SARAJEVO, Bosnia and Herzegovina (AP) – Bosnian Serb lawmakers overwhelmingly rejected on Friday the ban on genocide denial introduced by Bosnia’s top international official, in an act of defiance that could fuel tensions in the ethnically divided Balkan nation.
The assembly of Republika Srpska, the Serb-led entity in Bosnia, also passed legal amendments introducing prison terms of up to 15 years for labeling Serbian territory “genocidal creation” or for lacking of respect to its symbols, its independence and its territory, Klix news site reported.
The move reflects Serbian opposition to amendments to Bosnian law imposed last week by Valentin Inzko, the outgoing high representative in Bosnia. The amendments were intended to ban attempts to downplay the scale of the 1995 massacre in Srebrenica, the only post-war genocide in Europe.
The official Bosnian Serbian TV station said Friday’s vote was unanimous and presented “a response and protection” to Inzko’s ban on Holocaust denial.

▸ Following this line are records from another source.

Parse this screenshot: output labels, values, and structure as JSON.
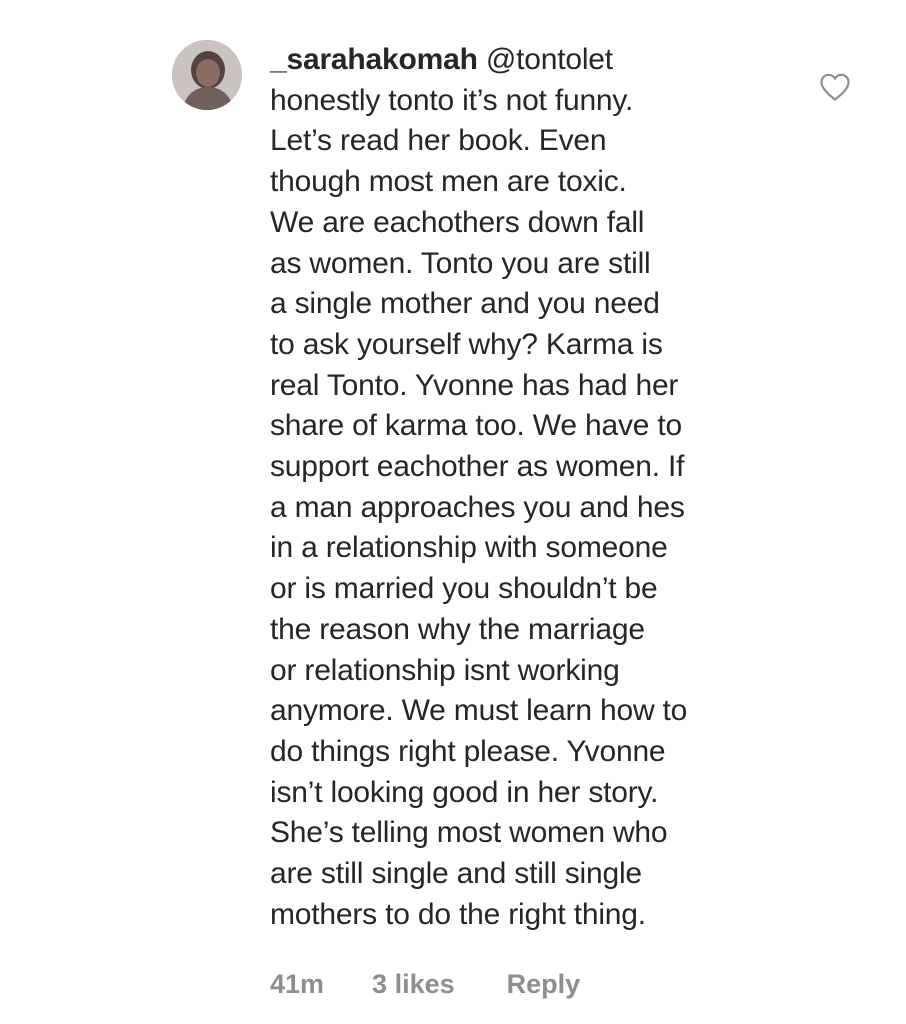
{
  "comment": {
    "username": "_sarahakomah",
    "mention": "@tontolet",
    "lines": [
      "honestly tonto it’s not funny.",
      "Let’s read her book. Even",
      "though most men are toxic.",
      "We are eachothers down fall",
      "as women. Tonto you are still",
      "a single mother and you need",
      "to ask yourself why? Karma is",
      "real Tonto. Yvonne has had her",
      "share of karma too. We have to",
      "support eachother as women. If",
      "a man approaches you and hes",
      "in a relationship with someone",
      "or is married you shouldn’t be",
      "the reason why the marriage",
      "or relationship isnt working",
      "anymore. We must learn how to",
      "do things right please. Yvonne",
      "isn’t looking good in her story.",
      "She’s telling most women who",
      "are still single and still single",
      "mothers to do the right thing."
    ],
    "time": "41m",
    "likes": "3 likes",
    "reply": "Reply"
  },
  "icons": {
    "like": "heart-outline-icon",
    "avatar": "profile-avatar"
  },
  "colors": {
    "text": "#262626",
    "meta": "#8e8e8e",
    "background": "#ffffff"
  }
}
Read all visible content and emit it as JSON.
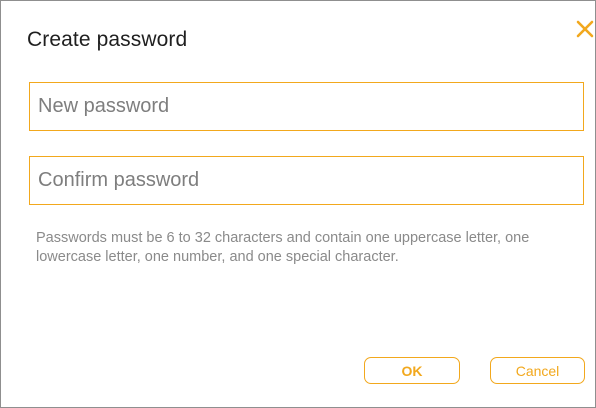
{
  "dialog": {
    "title": "Create password",
    "close_icon": "close-icon",
    "accent_color": "#f2a81d"
  },
  "fields": {
    "new_password": {
      "placeholder": "New password",
      "value": ""
    },
    "confirm_password": {
      "placeholder": "Confirm password",
      "value": ""
    }
  },
  "hint": {
    "text": "Passwords must be 6 to 32 characters and contain one uppercase letter, one lowercase letter, one number, and one special character."
  },
  "buttons": {
    "ok_label": "OK",
    "cancel_label": "Cancel"
  }
}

He was also seen as a show of unity behind Bosnian Serb nationalist leader Milorad Dodik, who advocates the separation of the Bosnian Serbs from Bosnia.
Political cartoons about world leaders
The International Court of Justice and the International Criminal Court for the former Yugoslavia have declared the murder of over 8,000 Bosnians by Bosnian Serbs in Srebrenica during the Bosnian War as genocide.
But Bosnian Serb officials and officials from neighboring Serbia refused to accept the designation.
As the main international body charged with overseeing the implementation of the peace agreement that ended the Bosnian war from 1992 to 1995, the Office of the High Representative has the power to impose decisions or revoke officials who undermine the post-war ethnic balance and reconciliation efforts between Bosnians, who are predominantly Muslims, Bosnian Serbs and Croats.
Inzko also banned the glorification of war criminals. He was dismayed that the Bosnian Serbs widely honor their political warlord Radovan Karadzic and their military commander Ratko Mladic as heroes, despite both having been convicted of genocide and sentenced to life in prison by the court based in The Hague.
“Inzko’s decision will not be possible,” Bosnian Serb parliament speaker Nedeljko Sarovic said after Friday’s vote. “It was wrong, unnecessary and it complicated the situation in Bosnia.”
The Srebrenica genocide occurred after the Bosnian Serbs took control of the eastern enclave in July 1995. They executed Bosnian men and boys and dumped their remains in mass graves which were then dug up. and re-buried to cover up the crime. The remains of the victims are still being exhumed and identified.
Inzko is leaving his post on Saturday after his resignation in May after 12 years in office. He will be replaced by the German Christian Schmidt.